Hiver froid d’autrefois, été chaud d’aujourd’hui, l’urgence est la même. A l’époque, un homme déterminé, Pierre Sudreau, avait su mobiliser le pays ému par l’abbé Pierre et trouver les moyens financiers nécessaires pour faire jaillir toutes ces tours ( qui nous font honte et que l’on détruit !), mais qui à l’époque alignaient à la chaîne (au chemin de grue) des logements dotés de l’eau chaude, du chauffage, de toilettes et d’une salle de bains !!

Selon la politique du micro-ondes, le gouvernement va réchauffer quelques vieilles recettes qui seront vite mises de côté pour faire face à de nouveaux événements dramatiques.

C’est une politique sur dix ans qu’il faut mettre en place.

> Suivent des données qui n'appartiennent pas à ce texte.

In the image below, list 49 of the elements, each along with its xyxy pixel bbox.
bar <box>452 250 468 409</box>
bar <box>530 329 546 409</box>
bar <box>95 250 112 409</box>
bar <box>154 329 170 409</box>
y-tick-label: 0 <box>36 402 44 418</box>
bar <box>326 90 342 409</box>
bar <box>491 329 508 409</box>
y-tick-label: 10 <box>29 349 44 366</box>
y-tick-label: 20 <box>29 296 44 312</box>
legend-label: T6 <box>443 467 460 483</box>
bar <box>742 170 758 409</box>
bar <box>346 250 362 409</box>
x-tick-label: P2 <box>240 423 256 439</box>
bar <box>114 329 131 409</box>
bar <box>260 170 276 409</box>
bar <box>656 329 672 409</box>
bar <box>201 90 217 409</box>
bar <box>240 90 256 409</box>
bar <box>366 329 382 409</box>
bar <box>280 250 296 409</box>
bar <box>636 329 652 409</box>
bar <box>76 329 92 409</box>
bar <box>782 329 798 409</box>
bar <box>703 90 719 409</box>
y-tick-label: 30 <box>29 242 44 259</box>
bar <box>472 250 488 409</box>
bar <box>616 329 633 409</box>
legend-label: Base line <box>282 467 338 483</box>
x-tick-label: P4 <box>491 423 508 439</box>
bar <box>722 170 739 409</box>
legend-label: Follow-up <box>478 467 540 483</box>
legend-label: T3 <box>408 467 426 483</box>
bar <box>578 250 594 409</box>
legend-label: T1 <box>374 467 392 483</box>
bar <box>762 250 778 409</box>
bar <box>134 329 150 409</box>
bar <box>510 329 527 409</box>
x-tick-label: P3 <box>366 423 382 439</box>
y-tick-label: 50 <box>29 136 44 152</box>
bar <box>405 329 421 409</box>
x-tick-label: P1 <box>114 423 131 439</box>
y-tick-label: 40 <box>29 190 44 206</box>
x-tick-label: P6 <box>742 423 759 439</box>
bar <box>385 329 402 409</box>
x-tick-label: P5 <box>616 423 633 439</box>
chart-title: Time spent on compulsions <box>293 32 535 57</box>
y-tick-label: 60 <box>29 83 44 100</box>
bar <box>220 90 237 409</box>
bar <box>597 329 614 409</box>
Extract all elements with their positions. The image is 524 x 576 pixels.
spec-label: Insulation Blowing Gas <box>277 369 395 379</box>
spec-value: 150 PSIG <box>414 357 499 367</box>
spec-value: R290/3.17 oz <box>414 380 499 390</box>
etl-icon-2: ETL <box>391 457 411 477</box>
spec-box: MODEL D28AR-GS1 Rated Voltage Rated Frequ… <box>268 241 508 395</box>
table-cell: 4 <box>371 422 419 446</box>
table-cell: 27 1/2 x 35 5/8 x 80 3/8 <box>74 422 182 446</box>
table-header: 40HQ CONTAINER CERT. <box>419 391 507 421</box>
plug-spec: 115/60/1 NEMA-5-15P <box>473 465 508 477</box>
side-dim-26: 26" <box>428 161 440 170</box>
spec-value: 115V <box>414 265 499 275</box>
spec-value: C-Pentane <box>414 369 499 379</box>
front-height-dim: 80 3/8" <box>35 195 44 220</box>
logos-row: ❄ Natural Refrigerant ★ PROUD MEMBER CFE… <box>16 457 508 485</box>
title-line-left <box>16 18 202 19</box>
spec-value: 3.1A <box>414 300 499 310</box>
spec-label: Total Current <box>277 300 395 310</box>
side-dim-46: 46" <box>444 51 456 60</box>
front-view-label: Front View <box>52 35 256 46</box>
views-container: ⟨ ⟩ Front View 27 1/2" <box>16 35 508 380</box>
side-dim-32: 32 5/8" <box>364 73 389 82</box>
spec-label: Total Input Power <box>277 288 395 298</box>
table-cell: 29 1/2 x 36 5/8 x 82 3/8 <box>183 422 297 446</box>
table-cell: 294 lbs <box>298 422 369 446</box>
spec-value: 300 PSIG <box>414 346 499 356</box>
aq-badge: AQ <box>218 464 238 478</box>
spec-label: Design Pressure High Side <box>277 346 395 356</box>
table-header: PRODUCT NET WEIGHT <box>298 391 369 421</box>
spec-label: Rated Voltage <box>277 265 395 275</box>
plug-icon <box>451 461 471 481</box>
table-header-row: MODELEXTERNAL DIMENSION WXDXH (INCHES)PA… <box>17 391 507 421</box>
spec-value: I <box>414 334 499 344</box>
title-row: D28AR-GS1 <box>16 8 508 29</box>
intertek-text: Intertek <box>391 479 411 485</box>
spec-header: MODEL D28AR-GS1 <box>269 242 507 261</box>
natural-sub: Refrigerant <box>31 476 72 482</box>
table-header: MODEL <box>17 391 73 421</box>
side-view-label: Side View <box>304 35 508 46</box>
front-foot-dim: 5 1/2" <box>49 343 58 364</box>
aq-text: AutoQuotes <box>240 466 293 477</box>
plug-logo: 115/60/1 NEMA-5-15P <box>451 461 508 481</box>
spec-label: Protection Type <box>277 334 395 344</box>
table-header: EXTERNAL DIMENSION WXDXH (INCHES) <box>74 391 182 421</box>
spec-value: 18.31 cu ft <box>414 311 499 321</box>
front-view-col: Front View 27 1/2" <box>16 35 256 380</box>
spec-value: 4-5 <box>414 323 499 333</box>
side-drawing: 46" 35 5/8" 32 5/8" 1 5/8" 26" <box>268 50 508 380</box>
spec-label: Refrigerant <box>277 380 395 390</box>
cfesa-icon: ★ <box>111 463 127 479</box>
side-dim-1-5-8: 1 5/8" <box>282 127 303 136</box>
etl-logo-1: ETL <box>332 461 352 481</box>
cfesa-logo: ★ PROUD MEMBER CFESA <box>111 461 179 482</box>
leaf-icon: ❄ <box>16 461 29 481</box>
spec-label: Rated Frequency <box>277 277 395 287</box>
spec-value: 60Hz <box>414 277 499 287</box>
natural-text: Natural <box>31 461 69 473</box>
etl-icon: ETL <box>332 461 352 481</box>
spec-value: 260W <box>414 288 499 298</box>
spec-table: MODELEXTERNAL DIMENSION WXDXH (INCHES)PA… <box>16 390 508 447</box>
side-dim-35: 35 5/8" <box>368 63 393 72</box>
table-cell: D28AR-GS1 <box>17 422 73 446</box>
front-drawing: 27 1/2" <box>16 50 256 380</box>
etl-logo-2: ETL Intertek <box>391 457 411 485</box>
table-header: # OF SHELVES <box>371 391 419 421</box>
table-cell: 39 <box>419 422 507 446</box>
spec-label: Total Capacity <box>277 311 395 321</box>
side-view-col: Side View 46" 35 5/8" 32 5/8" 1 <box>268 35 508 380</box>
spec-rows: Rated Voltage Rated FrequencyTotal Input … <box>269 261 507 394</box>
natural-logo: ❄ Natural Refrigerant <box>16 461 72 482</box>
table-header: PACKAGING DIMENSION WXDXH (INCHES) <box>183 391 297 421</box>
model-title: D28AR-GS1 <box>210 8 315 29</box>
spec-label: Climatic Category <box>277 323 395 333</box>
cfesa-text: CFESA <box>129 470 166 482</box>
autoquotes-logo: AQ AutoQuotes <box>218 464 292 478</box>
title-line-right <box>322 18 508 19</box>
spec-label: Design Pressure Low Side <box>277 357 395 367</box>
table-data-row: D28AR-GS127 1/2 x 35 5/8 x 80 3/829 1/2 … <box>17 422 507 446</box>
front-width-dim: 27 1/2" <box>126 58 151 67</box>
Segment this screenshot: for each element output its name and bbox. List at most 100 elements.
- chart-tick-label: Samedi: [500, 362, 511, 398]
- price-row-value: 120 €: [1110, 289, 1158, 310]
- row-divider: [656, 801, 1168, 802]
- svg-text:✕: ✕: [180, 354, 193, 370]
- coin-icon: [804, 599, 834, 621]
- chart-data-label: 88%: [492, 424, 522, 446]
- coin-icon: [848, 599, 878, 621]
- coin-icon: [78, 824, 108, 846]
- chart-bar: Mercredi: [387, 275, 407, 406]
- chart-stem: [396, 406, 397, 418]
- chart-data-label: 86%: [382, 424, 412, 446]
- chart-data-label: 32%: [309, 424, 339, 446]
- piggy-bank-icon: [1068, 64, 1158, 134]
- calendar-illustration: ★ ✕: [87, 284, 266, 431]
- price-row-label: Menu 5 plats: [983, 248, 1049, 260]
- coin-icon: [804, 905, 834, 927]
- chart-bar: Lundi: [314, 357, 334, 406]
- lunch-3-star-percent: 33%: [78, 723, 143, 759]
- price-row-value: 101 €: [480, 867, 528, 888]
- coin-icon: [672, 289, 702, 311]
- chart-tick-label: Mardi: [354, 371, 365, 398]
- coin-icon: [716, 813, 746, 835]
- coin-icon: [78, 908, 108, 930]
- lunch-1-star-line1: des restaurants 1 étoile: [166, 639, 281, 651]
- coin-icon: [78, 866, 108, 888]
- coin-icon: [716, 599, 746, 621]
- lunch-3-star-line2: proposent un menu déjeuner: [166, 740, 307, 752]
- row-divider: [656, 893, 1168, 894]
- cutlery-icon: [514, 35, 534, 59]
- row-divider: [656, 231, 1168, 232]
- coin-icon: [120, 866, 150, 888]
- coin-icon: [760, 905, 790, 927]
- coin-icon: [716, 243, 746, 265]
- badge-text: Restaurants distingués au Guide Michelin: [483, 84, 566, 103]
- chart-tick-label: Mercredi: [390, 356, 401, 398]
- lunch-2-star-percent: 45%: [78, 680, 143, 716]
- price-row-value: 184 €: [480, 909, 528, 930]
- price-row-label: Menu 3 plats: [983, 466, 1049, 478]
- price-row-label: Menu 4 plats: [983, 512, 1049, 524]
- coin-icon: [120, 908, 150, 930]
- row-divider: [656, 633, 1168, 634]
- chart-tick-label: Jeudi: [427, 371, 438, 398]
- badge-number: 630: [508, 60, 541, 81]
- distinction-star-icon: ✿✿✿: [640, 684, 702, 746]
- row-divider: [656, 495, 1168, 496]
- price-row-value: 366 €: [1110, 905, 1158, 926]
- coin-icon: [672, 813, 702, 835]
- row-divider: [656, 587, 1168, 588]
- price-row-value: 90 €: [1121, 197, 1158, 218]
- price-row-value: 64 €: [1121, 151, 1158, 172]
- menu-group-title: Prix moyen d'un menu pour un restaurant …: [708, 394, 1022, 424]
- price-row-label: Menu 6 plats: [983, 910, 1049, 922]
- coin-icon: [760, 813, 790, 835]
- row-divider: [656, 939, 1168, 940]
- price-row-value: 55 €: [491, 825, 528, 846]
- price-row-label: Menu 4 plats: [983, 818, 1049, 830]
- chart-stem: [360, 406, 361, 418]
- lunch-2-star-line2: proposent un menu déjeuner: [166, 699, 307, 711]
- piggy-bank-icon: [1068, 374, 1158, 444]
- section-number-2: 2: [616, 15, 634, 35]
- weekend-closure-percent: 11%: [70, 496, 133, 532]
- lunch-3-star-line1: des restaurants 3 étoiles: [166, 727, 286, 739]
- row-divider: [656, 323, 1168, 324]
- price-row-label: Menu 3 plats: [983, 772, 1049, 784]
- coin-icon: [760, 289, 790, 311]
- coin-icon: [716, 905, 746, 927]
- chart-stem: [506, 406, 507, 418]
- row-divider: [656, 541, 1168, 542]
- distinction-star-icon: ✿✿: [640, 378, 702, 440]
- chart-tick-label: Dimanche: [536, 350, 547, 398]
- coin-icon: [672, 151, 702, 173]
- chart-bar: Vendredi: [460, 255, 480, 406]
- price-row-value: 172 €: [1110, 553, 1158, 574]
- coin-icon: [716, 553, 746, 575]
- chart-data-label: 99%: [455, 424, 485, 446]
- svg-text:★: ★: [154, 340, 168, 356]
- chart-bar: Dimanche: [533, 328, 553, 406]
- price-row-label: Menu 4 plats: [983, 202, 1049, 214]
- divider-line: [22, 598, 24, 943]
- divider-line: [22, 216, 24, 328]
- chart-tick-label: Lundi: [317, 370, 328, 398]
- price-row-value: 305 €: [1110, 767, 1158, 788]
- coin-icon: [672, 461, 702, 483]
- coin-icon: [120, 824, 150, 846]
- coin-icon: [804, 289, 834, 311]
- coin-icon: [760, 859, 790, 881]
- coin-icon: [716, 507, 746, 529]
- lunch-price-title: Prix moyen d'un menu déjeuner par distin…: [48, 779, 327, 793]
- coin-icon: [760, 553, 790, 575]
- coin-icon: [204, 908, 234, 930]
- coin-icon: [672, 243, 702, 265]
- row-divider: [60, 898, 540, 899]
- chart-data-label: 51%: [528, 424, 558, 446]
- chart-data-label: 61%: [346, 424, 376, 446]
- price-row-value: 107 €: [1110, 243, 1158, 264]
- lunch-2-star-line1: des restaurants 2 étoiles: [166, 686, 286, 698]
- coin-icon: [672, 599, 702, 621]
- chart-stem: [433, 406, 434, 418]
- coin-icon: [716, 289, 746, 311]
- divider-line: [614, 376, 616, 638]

On trouve dans les contributions au prochain Congrès socialiste des idées intéressantes qui esquissent un tel plan d’urgence, étalé sur une décennie :

* relancer la croissance par une grande mobilisation de l’épargne en faveur du logement ; les créations d’emplois seront nombreuses et pas toutes pourvues par des plombiers polonais, si l’on sait motiver et former les chômeurs français ;

* taxer lourdement les plus-values immobilières à court terme (cinq ans ?), pour décourager la spéculation qui accentue la hausse des loyers et la pénurie ;

* majorer fortement les pénalités dérisoires (150€ par logement non construit et par an ??!!), payées par les communes aisées qui refusent de construire des logements aidés, pourtant imposés par la loi ;

* imposer 20% de logements sociaux dans tout programme de construction privée, à la ville comme à la campagne ;

* réquisitionner les logements vacants qui ne paient pas de taxe d’habitation (cela poussera les propriétaires à les louer) ;

* densifier les agglomérations dans la zone bien desservie par les transports en commun ;

* mobiliser les terrains disponibles de l’État pour construire des quartiers nouveaux avec logements divers, emplois multiples et équipements corrects.

Au-delà de ces mesures techniques, nous devons faire un examen de conscience :

* le droit de propriété est-il inviolable et sacré, en cas de crise extrême ?

* Voulons-nous que la France, conformément à la lettre du droit du sol, continue à accueillir et à assimiler des populations de couleurs de peau, de religions, de cultures diverses ?

* Ou voulons-nous défendre sournoisement l’identité française, au nom de l’esprit pervers du droit du sang, quitte à cacher dans des ghettos les travailleurs de la nuit, dont nous sommes heureux qu’ils fassent les sales boulots ?

A ces gosses français d’origine africaine, et aux autres enfants qui vivent dans des taudis, nous devons adresser un message clair de liberté, d’égalité et de fraternité.